Flächennutzungspläne beziehen sich derzeit 10 - 15 Jahre in die Zukunft, müßten aber wie die Klimaprojektionen bis zu 100 Jahren gelten. Weitere Defizite sind zB die mangelnde Koordination von Anpassungsmaßnahmen auf Landesebene, etwa beim Biotopverbund, oder die fehlende Berücksichtigung der Klimafolgenanpassung in rechtlichen Regelungen. Bei vielen Menschen ist das Bewußtsein für den Klimawandel nur mangelhaft ausgeprägt.
Um die regionale Betroffenheit durch den Klimawandel beurteilen zu können, müssen regionalisierte Planungsdaten verfügbar sein. Detaillierte Daten und Kenntnisse sind die Grundlage für Anpassungsmaßnahmen. Dazu gehört auch, die Vulnerabilität zu berücksichtigen, über Kreisgrenzen hinaus zu planen oder Klimafolgenanpassung überhaupt in die Planung einzubeziehen. Es ist empfehlenswert, die unterschiedlichen Akteure und Interessen einer Region an einen Tisch zu bringen und Anpassungsstrategien gemeinsam zu entwickeln. "Gemeinsam" schließt auch eine Beteiligung der Zivilgesellschaft ein.

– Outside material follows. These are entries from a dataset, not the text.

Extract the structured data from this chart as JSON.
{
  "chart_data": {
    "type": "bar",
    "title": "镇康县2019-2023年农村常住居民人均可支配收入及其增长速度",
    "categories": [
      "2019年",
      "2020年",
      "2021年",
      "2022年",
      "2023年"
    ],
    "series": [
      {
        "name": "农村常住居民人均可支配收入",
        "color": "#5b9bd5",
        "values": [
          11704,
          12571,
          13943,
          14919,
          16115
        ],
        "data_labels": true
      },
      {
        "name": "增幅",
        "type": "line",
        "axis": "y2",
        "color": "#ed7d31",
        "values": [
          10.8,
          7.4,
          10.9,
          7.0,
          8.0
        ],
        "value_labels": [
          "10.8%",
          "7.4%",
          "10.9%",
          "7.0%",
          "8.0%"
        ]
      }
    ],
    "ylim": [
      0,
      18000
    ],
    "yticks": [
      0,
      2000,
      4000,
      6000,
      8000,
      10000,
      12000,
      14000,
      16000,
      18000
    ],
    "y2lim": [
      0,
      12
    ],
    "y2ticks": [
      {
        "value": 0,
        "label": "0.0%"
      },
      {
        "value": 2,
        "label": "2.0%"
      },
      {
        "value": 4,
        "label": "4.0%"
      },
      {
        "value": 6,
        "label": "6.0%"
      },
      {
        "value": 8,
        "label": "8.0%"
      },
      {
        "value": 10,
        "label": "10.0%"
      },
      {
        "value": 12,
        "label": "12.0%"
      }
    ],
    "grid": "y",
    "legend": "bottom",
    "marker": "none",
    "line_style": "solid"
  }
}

Beispiele für Auswirkungen des Klimawandels
- Einschränkungen der Nutzbarkeit natürlicher Ressourcen durch Überschwemmungen, Sturzfluten, Murgänge, Berg- und Erdrutsche, Sturmfluten, tidebeeinflusste Hochwasser und Waldbrände
- Gefährdung von Baugebieten und baulichen Anlagen wegen zunehmender Hochwasserereignisse
- Verstärkung des Stadtklimaeffekts: steigende Temperaturen können Siedlungsgebiete insbesondere in Städten aufheizen (Wärmeinseln), was negative Auswirkungen auf die menschliche Gesundheit haben kann
- Verschärfung der Konflikte zwischen dem Schutz wertvoller Flächen einerseits und verschiedener Nutzungsansprüche andererseits
Beispiele für mögliche Anpassungsmaßnahmen an den Klimawandel
Datenlage
- regionalisierte Klima- und Planungsdaten ermitteln und bereitstellen
- Zur Überprüfung der regionalen Klimaszenarien Monitoringflächen anlegen
- Erstellung von Vulnerabilitätsanalysen fördern um Bedrohungen aufzuzeigen
- Risikokarten bzw Gefahrenhinweiskarten erstellen
- Entwicklung von Anpassungsstrategien finanziell fördern
Juristerei
- UVP-Gesetze um Inhalte der Anpassung an die Klimafolgen ergänzen
Biodiversität
- Schaffung eines überregionalen Biotopverbundsystems
- in der Raumplanung Vorrang- und Vorbehaltsgebiete Natur und Landschaft festsetzen
- klimarelevante Landschaftsbestandteile erhalten wie Moor, Grünland, Wald, Gewässer, Auen etc
Wasser
- Freihaltung hochwassergefährdeter Bereiche von Bebauung, ggf. Rückbau
- überschwemmungsgefährdete Gebiete schon im Regionalplan von der Nutzung als Siedlungs- oder Verkehrsfläche freihalten
- klare Ausweisung von Rückhalte- und Überflutungsflächen, damit die Wirkung von Extremniederschlägen abgemildert werden kann
- im Regionalplan Freiräume schützen für Frischluftaustausch, Hochwasserschutz und die Neubildung des Grundwassers. Solche Gebiete sollten von Bebauung freigehalten werden
- Insgesamt: Der Planungshorizont von 10 bis 15 Jahren sollte größer werden, denn Klimaprojektionen haben einen Zeithorizont von 50 bis 100 Jahren
- Regionalplanungsstellen mit sehr eingeschränkten Kapazitäten (Einpersonenämter) sollten sich mit benachbarten Planern vernetzen
- Kooperationen von Regionalplanern sind notwendig, da Klimawandel ganze Naturräume betrifft und nicht an administrativen Grenzen Halt macht
- Sicherung innerstädtischer Frischluftschneisen und Grünzüge
- flächensparende Siedlungs- und Infrastrukturen
- keine Zersiedelung, um nicht neue Schutzmaßnahmen zu begründen (z.B. im Küstenraum)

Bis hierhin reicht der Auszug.